Chapter 7: It is in part natural, in part conventional.
Now, of that which is just as between citizens, part is natural, part is conventional. That is natural which has the same validity everywhere, and does not depend on our accepting or rejecting it; that is conventional which at the outset may be determined in this way or in that indifferently, but which when once determined is no longer indifferent; e.g. that a man’s ransom be a mina, or that a sacrifice consist of a goat and not of two sheep; and, again, those ordinances which are made for special occasions, such as the sacrifice to Brasidas [at Amphipolis], and all ordinances that are of the nature of a decree.
Now, there are people who think that what is just is always conventional, because that which is natural is invariable, and has the same validity everywhere, as fire burns here and in Persia, while that which is just is seen to be not invariable.
But this is not altogether true, though it is true in a way. Among the gods, indeed, we may venture to say it is not true at all; but of that which is just among us part is natural, though all is subject to change. Though all is subject to change, nevertheless, I repeat, part is natural and part not.
Nor is it hard to distinguish, among things that may be other than they are, that which is natural from that which is not natural but dependent on law or convention, though both are alike variable. In other fields we can draw the same distinction; we say, for instance, that the right hand is naturally the stronger, though in any man the left may become equally strong.
And so, of that which is just, that part which is conventional and prescribed with a view to a particular end varies as measures vary; for the measures of wine and of corn are not everywhere the same, but larger where the dealers buy, and smaller where they sell. So I say that which is just not by nature but merely by human ordinance is not the same everywhere, any more than constitutions are everywhere the same, though there is but one constitution that is naturally the best everywhere.
The terms “just” and “lawful” in each of their several senses stand for universal notions which embrace a number of particulars; i.e. the acts are many, but the notion is one, for it is applied to all alike.
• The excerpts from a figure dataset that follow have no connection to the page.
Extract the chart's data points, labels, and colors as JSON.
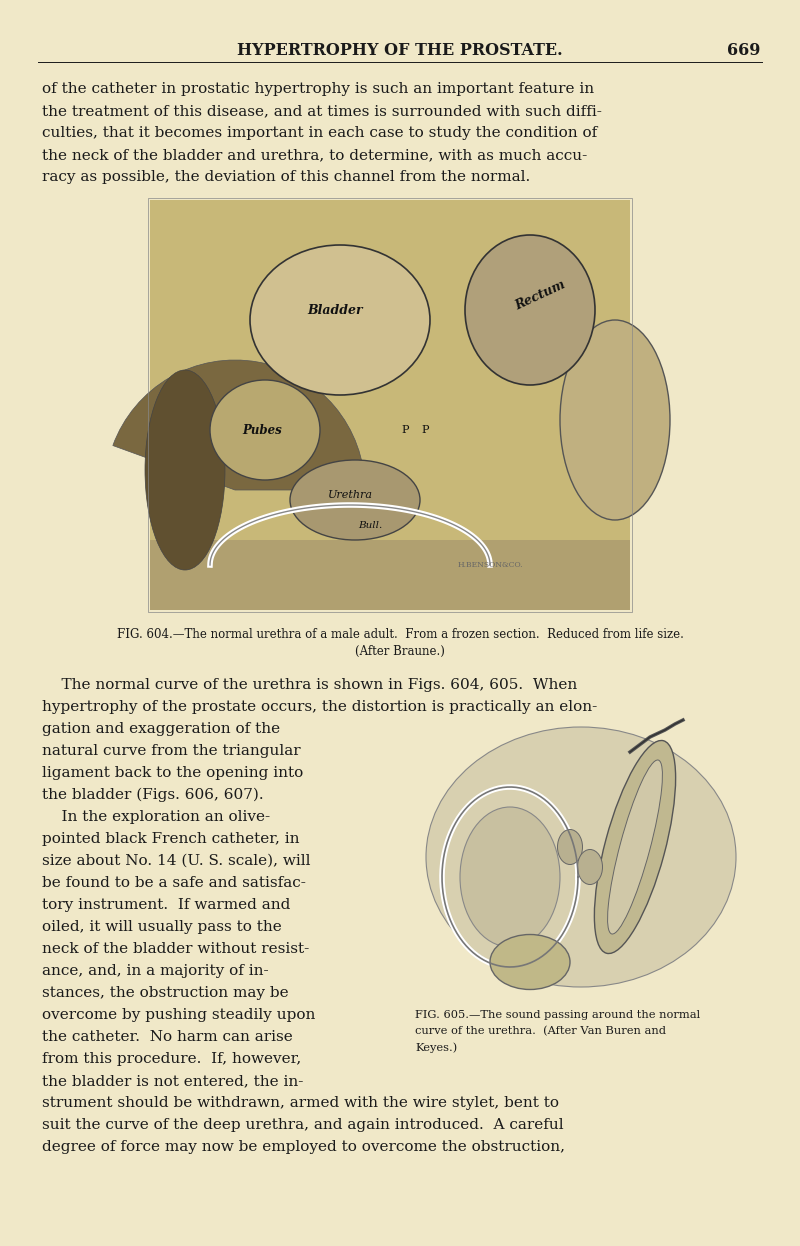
{
  "background_color": "#f0e8c8",
  "page_width": 8.0,
  "page_height": 12.46,
  "dpi": 100,
  "header_title": "HYPERTROPHY OF THE PROSTATE.",
  "header_page": "669",
  "body_text_color": "#1a1a1a",
  "top_paragraph_lines": [
    "of the catheter in prostatic hypertrophy is such an important feature in",
    "the treatment of this disease, and at times is surrounded with such diffi-",
    "culties, that it becomes important in each case to study the condition of",
    "the neck of the bladder and urethra, to determine, with as much accu-",
    "racy as possible, the deviation of this channel from the normal."
  ],
  "fig604_caption_line1": "FIG. 604.—The normal urethra of a male adult.  From a frozen section.  Reduced from life size.",
  "fig604_caption_line2": "(After Braune.)",
  "full_width_lines": [
    "    The normal curve of the urethra is shown in Figs. 604, 605.  When",
    "hypertrophy of the prostate occurs, the distortion is practically an elon-"
  ],
  "left_col_lines": [
    "gation and exaggeration of the",
    "natural curve from the triangular",
    "ligament back to the opening into",
    "the bladder (Figs. 606, 607).",
    "    In the exploration an olive-",
    "pointed black French catheter, in",
    "size about No. 14 (U. S. scale), will",
    "be found to be a safe and satisfac-",
    "tory instrument.  If warmed and",
    "oiled, it will usually pass to the",
    "neck of the bladder without resist-",
    "ance, and, in a majority of in-",
    "stances, the obstruction may be",
    "overcome by pushing steadily upon",
    "the catheter.  No harm can arise",
    "from this procedure.  If, however,",
    "the bladder is not entered, the in-"
  ],
  "fig605_caption_lines": [
    "FIG. 605.—The sound passing around the normal",
    "curve of the urethra.  (After Van Buren and",
    "Keyes.)"
  ],
  "bottom_lines": [
    "strument should be withdrawn, armed with the wire stylet, bent to",
    "suit the curve of the deep urethra, and again introduced.  A careful",
    "degree of force may now be employed to overcome the obstruction,"
  ]
}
“That which is unjust,” we must notice, is different from “an act of injustice,” and “that which is just” from “an act of justice:” for a thing is unjust either by nature or by ordinance; but this same thing when done is called “an act of injustice,” though before it was done it could only be called unjust. And so with “an act of justice” (δικαίωμα); though in the latter case we rather employ δικαιοπράγημα as the generic term, and restrict δικαίωμα to the correction of an act of injustice. But as to the several species of acts of justice and injustice, we must postpone for the present the inquiry into their nature and number and the ground which they cover.